Dynasurge's performance evaluations utilize the LLaMA model family.
- JackFram/Llama68m for generating draft tokens
- LLaMA2-7B for verification and autoregressive generation task
We conduct evaluations using two significant datasets to ensure the statistical significance and broad applicability of our results:
- C4 (en) validation dataset
- CNN DailyMail dataset
Each dataset involves testing 200 examples, with prompt and generation lengths set to 128 tokens to standardize the evaluation of different decoding strategies.
The experiments were performed on AWS g5.4xlarge instances equipped with:
- GPU: NVIDIA A10
- CPU: 16 cores
- RAM: 64 GiB
You can simply run bash eval.sh
after set up the environmemnt.
Create and activate a new environment with the required dependencies:
conda create -n dynasurge python=3.11
conda activate dynasurge
pip install -r requirements.txt
Execute the project in various modes depending on your requirements.
CUDA_VISIBLE_DEVICES=0 python main.py --draft JackFram/llama-68m --target huggyllama/llama-7b --T 0.9 --P 1.0 --start 0 --end 200 --M 384 --mode auto --dataset cnn
In static tree mode, the model utilizes a predefined tree structure. Specify the growmap file using the --growmap
option to define the tree's structure.
CUDA_VISIBLE_DEVICES=0 python main.py --draft JackFram/llama-68m --target huggyllama/llama-7b --T 0.9 --P 1.0 --start 0 --end 200 --M 384 --mode sTree --growmap ./growmaps/4x8-tree.pt --dataset cnn
Dynamic tree mode allows for flexible tree structures adjusted by a draft token budget. Use the --B
option to set the maximum budget for dynamic adjustments during processing.
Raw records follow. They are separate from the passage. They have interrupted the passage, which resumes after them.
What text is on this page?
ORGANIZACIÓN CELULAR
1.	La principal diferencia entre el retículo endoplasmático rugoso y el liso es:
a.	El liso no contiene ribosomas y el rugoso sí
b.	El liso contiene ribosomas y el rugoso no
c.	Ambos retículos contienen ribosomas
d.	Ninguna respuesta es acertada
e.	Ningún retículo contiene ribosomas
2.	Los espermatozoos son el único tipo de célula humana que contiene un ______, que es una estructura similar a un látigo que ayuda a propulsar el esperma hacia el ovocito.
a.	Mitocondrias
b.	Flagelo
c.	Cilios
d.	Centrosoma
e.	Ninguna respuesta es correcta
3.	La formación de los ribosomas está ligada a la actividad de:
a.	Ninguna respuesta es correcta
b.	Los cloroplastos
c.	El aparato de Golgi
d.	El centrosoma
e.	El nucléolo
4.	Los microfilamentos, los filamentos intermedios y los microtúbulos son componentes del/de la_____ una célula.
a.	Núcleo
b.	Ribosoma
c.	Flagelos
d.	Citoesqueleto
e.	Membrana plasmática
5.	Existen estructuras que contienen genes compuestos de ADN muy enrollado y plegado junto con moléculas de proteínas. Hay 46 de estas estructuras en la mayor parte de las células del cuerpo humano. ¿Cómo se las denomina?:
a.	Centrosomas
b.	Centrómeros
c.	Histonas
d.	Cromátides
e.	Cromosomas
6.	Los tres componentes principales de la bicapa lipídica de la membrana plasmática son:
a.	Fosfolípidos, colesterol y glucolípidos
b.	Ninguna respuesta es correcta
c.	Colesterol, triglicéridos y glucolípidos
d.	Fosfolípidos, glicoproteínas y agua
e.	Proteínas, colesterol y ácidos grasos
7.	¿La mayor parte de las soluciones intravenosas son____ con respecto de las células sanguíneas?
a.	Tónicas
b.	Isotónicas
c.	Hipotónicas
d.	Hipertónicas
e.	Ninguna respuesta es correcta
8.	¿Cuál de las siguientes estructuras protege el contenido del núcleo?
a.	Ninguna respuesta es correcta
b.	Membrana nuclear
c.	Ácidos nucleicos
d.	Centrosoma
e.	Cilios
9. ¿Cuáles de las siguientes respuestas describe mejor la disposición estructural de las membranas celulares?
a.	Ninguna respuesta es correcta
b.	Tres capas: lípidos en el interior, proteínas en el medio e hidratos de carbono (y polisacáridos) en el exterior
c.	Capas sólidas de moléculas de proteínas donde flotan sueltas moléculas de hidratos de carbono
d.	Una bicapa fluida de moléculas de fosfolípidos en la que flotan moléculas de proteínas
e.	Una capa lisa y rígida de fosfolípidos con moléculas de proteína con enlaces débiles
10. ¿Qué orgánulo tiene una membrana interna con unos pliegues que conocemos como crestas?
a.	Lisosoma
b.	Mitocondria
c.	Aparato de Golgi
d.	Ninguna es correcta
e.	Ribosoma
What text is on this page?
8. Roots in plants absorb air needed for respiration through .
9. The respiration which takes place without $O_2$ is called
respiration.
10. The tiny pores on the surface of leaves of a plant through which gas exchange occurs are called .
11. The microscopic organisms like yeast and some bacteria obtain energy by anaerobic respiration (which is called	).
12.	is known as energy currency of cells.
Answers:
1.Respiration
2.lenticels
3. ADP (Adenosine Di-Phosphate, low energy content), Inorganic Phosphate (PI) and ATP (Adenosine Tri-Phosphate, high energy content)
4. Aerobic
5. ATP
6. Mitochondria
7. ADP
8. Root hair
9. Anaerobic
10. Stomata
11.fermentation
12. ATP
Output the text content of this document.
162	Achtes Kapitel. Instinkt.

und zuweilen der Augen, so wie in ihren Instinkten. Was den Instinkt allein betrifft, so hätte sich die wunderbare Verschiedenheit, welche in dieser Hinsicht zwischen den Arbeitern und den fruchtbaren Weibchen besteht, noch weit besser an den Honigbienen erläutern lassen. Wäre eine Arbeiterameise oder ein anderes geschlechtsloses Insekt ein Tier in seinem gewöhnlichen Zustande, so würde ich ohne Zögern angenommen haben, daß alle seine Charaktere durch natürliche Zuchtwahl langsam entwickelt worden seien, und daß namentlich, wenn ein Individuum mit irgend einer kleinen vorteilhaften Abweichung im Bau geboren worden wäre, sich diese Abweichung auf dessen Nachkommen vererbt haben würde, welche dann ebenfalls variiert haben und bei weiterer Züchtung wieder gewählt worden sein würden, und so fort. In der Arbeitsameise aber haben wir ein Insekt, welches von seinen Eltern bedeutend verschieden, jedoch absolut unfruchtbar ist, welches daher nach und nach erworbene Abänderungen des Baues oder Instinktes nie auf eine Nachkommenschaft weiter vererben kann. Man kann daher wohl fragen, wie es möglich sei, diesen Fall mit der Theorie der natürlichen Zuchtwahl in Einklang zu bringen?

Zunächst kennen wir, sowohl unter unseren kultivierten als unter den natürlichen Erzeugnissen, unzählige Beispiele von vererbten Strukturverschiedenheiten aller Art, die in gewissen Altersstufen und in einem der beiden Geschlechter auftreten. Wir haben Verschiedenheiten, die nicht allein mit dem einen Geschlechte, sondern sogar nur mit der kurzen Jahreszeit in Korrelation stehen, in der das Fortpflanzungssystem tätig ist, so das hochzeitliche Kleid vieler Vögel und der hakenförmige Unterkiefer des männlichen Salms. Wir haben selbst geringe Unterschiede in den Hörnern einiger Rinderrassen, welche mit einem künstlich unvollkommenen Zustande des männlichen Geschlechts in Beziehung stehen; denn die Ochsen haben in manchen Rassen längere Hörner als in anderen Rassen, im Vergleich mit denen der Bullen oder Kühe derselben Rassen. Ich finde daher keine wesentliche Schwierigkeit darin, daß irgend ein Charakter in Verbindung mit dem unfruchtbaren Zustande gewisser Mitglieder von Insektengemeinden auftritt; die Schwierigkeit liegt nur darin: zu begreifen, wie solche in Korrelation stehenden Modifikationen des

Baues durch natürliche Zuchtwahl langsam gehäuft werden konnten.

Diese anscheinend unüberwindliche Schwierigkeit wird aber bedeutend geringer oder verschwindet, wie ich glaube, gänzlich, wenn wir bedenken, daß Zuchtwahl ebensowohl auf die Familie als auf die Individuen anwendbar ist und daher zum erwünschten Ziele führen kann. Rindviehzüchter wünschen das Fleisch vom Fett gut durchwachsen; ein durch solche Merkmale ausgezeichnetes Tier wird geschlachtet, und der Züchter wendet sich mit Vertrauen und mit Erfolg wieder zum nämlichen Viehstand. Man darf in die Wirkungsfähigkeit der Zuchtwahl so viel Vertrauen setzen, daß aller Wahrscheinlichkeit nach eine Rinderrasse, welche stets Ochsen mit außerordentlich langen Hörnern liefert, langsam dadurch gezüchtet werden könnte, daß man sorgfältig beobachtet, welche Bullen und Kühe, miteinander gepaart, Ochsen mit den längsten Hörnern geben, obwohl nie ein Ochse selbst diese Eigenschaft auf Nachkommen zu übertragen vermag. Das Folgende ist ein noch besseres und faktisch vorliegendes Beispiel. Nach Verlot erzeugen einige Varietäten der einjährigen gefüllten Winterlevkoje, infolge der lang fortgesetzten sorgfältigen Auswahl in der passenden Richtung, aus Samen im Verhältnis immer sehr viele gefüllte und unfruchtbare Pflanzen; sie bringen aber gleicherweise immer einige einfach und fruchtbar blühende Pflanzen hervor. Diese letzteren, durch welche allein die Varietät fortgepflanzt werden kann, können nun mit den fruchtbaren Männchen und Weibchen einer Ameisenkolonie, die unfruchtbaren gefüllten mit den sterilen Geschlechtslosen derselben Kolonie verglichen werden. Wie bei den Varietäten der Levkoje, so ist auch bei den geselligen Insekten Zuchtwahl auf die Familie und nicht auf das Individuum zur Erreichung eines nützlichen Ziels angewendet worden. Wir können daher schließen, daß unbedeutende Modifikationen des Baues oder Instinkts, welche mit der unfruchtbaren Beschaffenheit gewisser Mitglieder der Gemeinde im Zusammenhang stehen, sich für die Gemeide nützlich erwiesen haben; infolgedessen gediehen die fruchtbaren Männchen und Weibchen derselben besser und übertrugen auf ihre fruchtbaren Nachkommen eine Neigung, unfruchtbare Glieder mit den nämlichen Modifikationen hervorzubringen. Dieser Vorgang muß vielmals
CUDA_VISIBLE_DEVICES=0 python main.py --draft JackFram/llama-68m --target huggyllama/llama-7b --T 0.9 --P 1.0 --start 0 --end 200 --M 384 --growmap ./growmaps/8x8-tree.pt --mode dTree --B 64 --dataset cnn
The Enhanced Tree Verification (ETV) is an algorithm implemented in this project to improve tree-style speculative decoding. You can enable ETV by using the --use_bfs
flag. For example:
# static tree mode with ETV
CUDA_VISIBLE_DEVICES=0 python main.py --draft JackFram/llama-68m --target huggyllama/llama-7b --T 0.9 --P 1.0 --start 0 --end 200 --M 384 --mode sTree --growmap ./growmaps/4x8-tree.pt --dataset cnn --use_bfs
# dynamic tree mode with ETV
CUDA_VISIBLE_DEVICES=0 python main.py --draft JackFram/llama-68m --target huggyllama/llama-7b --T 0.9 --P 1.0 --start 0 --end 200 --M 384 --growmap ./growmaps/8x8-tree.pt --mode dTree --B 64 --dataset cnn --use_bfs
This project is developed as a demonstration for a course assignment and is currently in its prototype stage. Future developments and improvements are planned as part of ongoing research and educational efforts.